Synchronous MatchCode Generation
MatchCodes allow the CRM platform to detect duplicates in the create/update operations. In CRM 4.0 the MatchCode generation was implemented asynchronously with a recurring system job which would generate the MatchCodes. The implication of that process is that if you create a record and then create a new duplicate record within a few seconds, the platform would not detect the duplicate because the MatchCode was not yet generated. This blog post talks about how to work around this limitation by making use of the PersistInSyncOptionalParameter; however, when creating/updating a record through the UI, the parameter was not enabled by default so you would need to write code to force the MatchCode generation in a synchronous manner. In CRM 2011 the PersistInSyncOptionalParameter (or CalculateMatchCodeSynchronously) parameters no longer apply because MatchCode generation is always done synchronously. What this means is that regardless of how fast you are creating one record after the other (and theoretically how many threads you have), the CRM platform will always be able to detect immediately if you are creating a duplicate. The fact that you can rely on the Duplicate Detection Engine to capture all your duplicates without having to consider any time variable is a huge relief in my opinion.

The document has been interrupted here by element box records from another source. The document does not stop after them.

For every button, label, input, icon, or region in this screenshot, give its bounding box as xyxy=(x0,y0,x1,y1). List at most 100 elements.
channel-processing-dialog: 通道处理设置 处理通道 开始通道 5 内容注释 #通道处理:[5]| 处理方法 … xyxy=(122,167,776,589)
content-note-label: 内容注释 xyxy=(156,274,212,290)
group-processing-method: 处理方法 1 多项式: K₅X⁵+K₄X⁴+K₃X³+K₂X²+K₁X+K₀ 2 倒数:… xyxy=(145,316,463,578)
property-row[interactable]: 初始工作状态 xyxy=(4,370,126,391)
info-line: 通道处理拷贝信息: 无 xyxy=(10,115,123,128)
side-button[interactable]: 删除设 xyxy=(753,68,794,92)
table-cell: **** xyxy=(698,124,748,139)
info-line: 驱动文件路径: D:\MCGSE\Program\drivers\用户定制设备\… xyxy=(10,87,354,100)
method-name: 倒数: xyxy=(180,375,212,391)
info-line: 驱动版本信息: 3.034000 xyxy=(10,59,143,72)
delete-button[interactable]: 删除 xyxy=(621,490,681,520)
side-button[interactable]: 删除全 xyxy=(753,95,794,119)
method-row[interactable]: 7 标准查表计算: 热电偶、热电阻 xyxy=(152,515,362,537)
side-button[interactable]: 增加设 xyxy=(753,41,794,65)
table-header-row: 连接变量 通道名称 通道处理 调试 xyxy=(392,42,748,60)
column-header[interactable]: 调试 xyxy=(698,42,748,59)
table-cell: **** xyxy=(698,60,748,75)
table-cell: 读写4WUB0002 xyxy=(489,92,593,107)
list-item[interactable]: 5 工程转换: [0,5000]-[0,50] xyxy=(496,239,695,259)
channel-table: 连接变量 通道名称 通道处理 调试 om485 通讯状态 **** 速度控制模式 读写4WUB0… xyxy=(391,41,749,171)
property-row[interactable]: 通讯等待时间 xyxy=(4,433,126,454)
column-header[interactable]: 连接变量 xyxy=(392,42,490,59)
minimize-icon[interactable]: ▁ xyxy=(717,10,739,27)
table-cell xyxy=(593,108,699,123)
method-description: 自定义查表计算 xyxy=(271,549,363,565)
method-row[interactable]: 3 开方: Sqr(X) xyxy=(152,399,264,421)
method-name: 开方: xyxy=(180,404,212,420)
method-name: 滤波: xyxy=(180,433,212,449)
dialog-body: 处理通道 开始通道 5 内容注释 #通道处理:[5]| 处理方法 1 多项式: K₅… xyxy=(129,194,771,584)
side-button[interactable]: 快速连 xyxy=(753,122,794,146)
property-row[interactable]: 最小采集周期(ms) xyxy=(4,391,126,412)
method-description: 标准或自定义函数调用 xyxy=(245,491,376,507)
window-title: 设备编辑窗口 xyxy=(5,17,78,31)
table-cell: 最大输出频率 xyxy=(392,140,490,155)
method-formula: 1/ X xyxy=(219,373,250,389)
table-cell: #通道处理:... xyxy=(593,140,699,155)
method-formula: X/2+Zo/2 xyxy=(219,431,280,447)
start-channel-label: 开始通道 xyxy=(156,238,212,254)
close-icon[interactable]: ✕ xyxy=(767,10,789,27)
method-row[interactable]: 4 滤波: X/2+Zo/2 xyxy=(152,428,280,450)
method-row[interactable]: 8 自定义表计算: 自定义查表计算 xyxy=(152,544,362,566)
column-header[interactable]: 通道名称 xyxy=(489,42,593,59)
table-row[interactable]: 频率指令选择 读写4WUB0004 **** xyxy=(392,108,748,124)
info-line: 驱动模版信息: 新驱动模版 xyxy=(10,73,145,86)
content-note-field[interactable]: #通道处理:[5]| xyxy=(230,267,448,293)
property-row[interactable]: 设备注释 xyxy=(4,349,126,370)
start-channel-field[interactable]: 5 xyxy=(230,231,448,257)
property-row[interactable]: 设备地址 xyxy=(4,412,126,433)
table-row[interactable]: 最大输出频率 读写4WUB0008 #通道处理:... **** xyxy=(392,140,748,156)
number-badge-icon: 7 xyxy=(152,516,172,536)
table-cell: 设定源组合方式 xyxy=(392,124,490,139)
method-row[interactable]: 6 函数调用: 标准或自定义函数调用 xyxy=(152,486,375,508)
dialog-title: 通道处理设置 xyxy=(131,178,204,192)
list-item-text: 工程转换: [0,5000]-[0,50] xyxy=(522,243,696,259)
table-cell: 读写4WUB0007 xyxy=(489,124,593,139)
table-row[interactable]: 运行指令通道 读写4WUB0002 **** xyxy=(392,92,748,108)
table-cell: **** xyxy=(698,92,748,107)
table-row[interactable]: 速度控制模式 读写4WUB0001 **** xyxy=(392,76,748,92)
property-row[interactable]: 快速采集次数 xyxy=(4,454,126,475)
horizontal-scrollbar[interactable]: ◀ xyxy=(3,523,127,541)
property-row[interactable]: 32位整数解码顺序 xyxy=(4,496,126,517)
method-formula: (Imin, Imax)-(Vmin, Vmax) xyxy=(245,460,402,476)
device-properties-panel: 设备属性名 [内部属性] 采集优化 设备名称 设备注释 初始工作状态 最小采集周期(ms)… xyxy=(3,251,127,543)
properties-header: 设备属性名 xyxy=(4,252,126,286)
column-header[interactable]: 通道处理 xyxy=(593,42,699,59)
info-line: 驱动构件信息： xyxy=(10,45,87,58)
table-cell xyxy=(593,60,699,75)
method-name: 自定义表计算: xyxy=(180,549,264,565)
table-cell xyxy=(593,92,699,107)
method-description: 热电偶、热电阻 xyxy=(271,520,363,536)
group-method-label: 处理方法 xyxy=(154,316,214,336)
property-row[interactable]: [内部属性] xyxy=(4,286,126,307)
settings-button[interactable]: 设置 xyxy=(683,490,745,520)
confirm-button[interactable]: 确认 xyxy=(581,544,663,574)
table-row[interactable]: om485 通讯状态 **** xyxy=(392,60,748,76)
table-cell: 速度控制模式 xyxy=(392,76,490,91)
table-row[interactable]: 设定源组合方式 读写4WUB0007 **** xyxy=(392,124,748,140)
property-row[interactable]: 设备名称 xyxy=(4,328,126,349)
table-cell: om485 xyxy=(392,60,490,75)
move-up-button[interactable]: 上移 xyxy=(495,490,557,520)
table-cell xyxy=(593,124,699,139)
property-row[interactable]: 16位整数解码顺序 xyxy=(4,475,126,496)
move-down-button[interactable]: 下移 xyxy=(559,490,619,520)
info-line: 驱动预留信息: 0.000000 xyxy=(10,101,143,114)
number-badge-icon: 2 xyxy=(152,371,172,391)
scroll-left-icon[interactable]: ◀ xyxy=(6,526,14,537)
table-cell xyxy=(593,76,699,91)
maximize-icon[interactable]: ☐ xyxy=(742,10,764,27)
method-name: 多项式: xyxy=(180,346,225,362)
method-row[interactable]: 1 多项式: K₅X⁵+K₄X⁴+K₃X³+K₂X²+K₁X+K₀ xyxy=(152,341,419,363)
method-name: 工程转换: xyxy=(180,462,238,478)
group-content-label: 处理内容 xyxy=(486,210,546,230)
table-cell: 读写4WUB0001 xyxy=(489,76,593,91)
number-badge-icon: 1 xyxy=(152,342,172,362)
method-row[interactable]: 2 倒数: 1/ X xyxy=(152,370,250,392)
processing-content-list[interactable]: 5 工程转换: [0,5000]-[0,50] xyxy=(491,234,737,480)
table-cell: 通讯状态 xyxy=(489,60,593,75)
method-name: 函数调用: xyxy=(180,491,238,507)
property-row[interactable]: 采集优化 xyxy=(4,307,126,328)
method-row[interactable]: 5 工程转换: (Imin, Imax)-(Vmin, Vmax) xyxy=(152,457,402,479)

Different Way to Specify Whether to Run Duplicate Detection on Record Create/Update
Not much has changed here except perhaps the syntax. By default, when you execute a create or an update request against the CRM Web Service, the record will be created/updated without checking for duplicates. If you want to override this behaviour so that you force the platform to check for duplicates you would need to set the SuppressDuplicateDetection optional parameter to “false”. Not specifying this optional parameter has the same effect as if you would set it to “true” (bypasses duplicate detection):
CreateRequest req = new CreateRequest();
Account acc = new Account()
    Name = name,
req.Target = acc;
req.Parameters["SuppressDuplicateDetection"] = false;

catch (FaultException<OrganizationServiceFault> ex)
    if (ex.Detail.ErrorCode == -2147220685)
        // duplicate detected: Handle it here

Enhanced Duplicate Detection Processing (UR5+)
With the release of UR5, there have been some other improvements to Duplicate Detection:
  1. You can specify in a rule whether or not duplicate detection should consider two null (blank) values as identical
  2. You can select to detect duplicates only from active records, this can be useful to improve performance.
    What is Still Missing?
    In my opinion, the most fundamental feature that Duplicate Detection still lacks is the ability to package duplicate detection rules as part of a solution. It is quite painful to have to replicate the rules in all environments an having to do it directly in production can be scary, some rules are quite complex and error prone. I hope Microsoft has plans for improving their solution framework in the future to include “solutionizing” duplicate detection rules!


    1. Hi,

      Great blog!

      I have found some unique issues with crm 2011 duplicate detection, i have merged record in crm but when i try to run the duplicate job again, it show me the records that i have merged with inactive status, Can i just show the record that have not merge?because i have 1000 duplicate record this is ridiculous if i need to see record that already merged in duplicate detection jobs results box.

    2. in the the duplication rule record, you can tick the option of ignore inactive records.